The International Business Times has a feature this morning on a survey from Move.com that suggests that investors are going to be dominating the housing market for the next 2 years. Some of the commentary suggests that this is where the speculators have gone:
–Nearly 60 percent of investors say they’re new to real estate investing. About 33 percent are considering their first investment purchase and 8.5 percent are in the process of buying and selling their first investment property. Of those surveyed, only 36.5 percent had experience in more than one property transaction.
via Investors to Dominate Housing Market for Next 2 Years.
I have to tell you: my experience with this in Los Angeles County for my own long-term home search has been irritating. There are a lot of cash investors swooping in to buy things near the university where I work. One of my colleagues and I decided that we were going to live within walking distance of the distance. And after 4 failed offers (one property had 20 offers on it in the first week), I am giving up and living farther away. So is he; he and his partner are giving up on walking and moving looking at Silverlake and Echo Park.

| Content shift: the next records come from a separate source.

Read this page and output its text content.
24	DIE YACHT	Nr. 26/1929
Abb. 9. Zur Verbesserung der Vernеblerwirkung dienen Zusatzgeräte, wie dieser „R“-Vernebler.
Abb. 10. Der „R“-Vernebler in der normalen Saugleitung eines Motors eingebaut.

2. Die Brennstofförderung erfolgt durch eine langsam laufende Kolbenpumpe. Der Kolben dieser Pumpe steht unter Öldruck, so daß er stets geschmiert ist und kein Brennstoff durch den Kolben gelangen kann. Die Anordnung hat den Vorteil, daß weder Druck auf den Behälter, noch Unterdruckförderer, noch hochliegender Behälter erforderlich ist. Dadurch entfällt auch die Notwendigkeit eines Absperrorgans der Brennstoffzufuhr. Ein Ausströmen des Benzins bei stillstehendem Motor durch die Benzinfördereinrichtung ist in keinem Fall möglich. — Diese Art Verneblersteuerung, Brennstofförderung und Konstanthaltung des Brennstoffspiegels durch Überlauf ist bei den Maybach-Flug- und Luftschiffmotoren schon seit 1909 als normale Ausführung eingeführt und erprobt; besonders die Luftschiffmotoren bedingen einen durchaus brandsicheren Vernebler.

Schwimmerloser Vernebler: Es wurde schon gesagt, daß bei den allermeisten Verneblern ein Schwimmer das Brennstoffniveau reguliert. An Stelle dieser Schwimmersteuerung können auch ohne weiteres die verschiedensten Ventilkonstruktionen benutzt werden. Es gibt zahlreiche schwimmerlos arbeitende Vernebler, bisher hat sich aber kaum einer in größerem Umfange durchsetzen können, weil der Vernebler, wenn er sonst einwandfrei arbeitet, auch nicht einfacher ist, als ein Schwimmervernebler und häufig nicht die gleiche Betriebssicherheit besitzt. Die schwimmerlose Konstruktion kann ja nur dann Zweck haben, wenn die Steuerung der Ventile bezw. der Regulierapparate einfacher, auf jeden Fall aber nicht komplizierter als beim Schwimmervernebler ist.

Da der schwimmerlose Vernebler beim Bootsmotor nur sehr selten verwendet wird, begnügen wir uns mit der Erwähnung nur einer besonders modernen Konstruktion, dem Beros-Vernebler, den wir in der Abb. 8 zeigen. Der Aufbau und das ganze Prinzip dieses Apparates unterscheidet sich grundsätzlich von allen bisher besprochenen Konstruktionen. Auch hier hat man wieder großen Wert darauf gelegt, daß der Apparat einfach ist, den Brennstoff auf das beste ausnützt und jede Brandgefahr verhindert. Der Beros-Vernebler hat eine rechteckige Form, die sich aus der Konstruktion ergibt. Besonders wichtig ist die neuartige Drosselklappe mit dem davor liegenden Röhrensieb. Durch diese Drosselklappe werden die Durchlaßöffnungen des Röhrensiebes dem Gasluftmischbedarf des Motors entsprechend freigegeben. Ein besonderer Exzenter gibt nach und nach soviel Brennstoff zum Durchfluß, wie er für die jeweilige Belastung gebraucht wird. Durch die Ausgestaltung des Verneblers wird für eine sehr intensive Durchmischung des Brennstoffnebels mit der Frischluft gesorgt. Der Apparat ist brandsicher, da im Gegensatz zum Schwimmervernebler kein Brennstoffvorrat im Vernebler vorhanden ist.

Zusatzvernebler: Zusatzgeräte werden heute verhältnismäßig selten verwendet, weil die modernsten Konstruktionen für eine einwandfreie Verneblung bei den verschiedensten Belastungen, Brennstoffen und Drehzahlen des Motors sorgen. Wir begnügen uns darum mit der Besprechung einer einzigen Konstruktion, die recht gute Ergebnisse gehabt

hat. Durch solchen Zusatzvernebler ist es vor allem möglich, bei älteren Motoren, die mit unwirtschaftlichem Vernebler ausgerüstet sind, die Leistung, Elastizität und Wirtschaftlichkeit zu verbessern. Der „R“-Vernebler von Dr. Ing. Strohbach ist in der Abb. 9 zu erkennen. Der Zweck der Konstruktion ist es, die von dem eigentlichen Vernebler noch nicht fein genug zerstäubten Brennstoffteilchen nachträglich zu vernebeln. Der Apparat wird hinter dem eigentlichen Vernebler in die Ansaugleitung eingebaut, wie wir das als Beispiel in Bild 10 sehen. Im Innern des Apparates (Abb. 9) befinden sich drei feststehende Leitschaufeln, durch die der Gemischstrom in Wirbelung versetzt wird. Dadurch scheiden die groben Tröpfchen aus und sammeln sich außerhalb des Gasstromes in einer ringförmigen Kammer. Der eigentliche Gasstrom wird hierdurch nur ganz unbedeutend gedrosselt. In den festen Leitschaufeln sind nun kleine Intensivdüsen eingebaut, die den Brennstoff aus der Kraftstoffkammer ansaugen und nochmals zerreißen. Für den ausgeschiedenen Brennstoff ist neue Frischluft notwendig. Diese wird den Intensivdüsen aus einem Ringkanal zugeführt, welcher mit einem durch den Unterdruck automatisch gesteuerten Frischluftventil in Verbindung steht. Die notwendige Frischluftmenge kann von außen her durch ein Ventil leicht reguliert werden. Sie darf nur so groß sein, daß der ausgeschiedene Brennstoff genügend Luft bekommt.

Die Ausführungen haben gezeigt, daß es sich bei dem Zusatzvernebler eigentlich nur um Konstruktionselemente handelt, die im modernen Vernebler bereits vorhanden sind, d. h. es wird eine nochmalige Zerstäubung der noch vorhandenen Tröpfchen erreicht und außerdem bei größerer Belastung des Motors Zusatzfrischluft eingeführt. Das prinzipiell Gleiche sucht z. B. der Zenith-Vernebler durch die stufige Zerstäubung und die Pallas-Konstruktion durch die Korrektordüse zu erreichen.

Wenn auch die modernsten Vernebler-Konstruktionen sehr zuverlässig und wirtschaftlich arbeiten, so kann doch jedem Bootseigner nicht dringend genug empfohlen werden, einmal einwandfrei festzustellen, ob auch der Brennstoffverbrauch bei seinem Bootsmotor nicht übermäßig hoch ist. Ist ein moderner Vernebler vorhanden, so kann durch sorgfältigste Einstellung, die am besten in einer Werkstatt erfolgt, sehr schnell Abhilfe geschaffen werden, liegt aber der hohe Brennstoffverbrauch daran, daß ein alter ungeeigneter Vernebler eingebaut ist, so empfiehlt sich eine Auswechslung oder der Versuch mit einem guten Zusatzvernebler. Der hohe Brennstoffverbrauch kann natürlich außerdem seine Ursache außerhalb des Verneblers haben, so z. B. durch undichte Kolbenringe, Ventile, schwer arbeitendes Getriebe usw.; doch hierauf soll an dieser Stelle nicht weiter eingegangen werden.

In the West Adams case, who those rentals are for is clear. In other parts of the region, I wonder whom these investors believe are going to rent their houses? Traditional buyers locked out of new financing because they don’t have enough cash to buy; banks demanding 25 percent on $500+ houses make for a pretty high class barrier to traditional home buying? People who have been foreclosed on?
At least a dozen people have sent me the slate.com hysteria fest about how your commute is killing you. It causes you to divorce. DOOM. I’m not linking to it since it already has pages of links, and I refuse to participate in the hysteria.
Why?
Because being unemployed and having no commute is a health issue, too.
Of course you could be spending your time doing better, healthier things than in a commute. Why is this even news? I understand why the original study took the approach that it did, but why the hype? This is like saying every minute you spend eating bacon is a minute you could be spending exercising. Ya think? NO KIDDING? For reals? The opportunity costs of community have always been the issue. That’s why some of us–despite all of the critiques leveled at the civil engineering idea of minimizing travel time, despite all the flouncing around about how efficiency is an empty goal for planning, despite all the people who want to “slow” cities down–still say that travel time is a key measure of service quality and we should pay attention to it. Travel time isn’t the only measure, for sure, but damn it, time matters. And it matters a lot to people on the lower income scale no matter how many I-bankers swish around and say “my time is money.”
But with all my travails in the California housing market–I have been looking for months–you have to wonder how much discretion anybody other than people with big, big money have on where they live relative to where they work and where their kids go to school.
You could always rent. How’s the rental market within walking distance?
There have been some rumblings of trying to make renting a socially acceptable (and I presume tax efficient) option. Not sure if tax policy will ever change, but…
What do you think of more renting and less home ownership? In theory it’s great, but what would it mean for neighborhood stability and maintenance of properties?
I’m tired of renting, personally. I feel a little like if I don’t buy now in California, I never will. I want a garden, and I want some stability. I’ve moved 12 times in the last 10 years. It’s time to put down some roots. And my landlord tried to sell out from under me a year ago, presenting me with many sleepless nights. I’m tired of answering to a landlord, even though she’s been pretty good–and I really do understand why she wanted to sell this unit given when she bought it.
And I like having animals, which is a hassle when you rent.
I think more renting would be good for the US housing market, as it might bring about more diversity of supply in the rental market. There are just plain a lot of really lousy apartments out there in the US, and in some locations, that’s pretty much all that’s out there because the rental market has a disadvantage on the high end for people living for home ownership opportunities.
I also always interesting to me that people so ready to lecture others on the financial smarts of renting rather than buying all own their own homes. It seems clear to me that there are preferences that don’t always align with the straight up financial calculations and we should acknowledge that pride of ownership, security, not having to deal with a landlord, etc enters into a utility function, too.
I’ve always preferred to own, but it’s a financial calculation for me. The tax benefits of ownership are too great.
I certainly wasn’t attempting to lecture anyone on the smarts of renting or encouraging renting. The economist in me thinks that the tax benefits of home ownership are distorting the market and should be eliminated (not politically feasible) or at least that renting should be put on an equal playing field.
The recent Treasury Department report on the home mortgage credit market hints at trying to change the concept of the American Dream of home ownership and trying to make renting a viable option.
When discussing the possibility difficulty in obtaining home mortgage financing in the future unless one can place 20% down, my students raised objections about renting. I think the objections are probably valid- neighborhood stability, the inclination of landlords not to maintain rental properties, etc.
As a real estate investor myself (I’ve purchased two condos in Blacksburg recently due to a sharp decline in market price- apparently due to the difficulty in obtaining financing) and a landlord, I can’t argue with what they say. However, I see a big opportunity now to buy cheap and rent to people who can’t obtain credit. So, at least from my viewpoint, that’s who investors are renting too. Investors have cash (over 40% of sales are cash now; over 50% in Vegas) and renters don’t.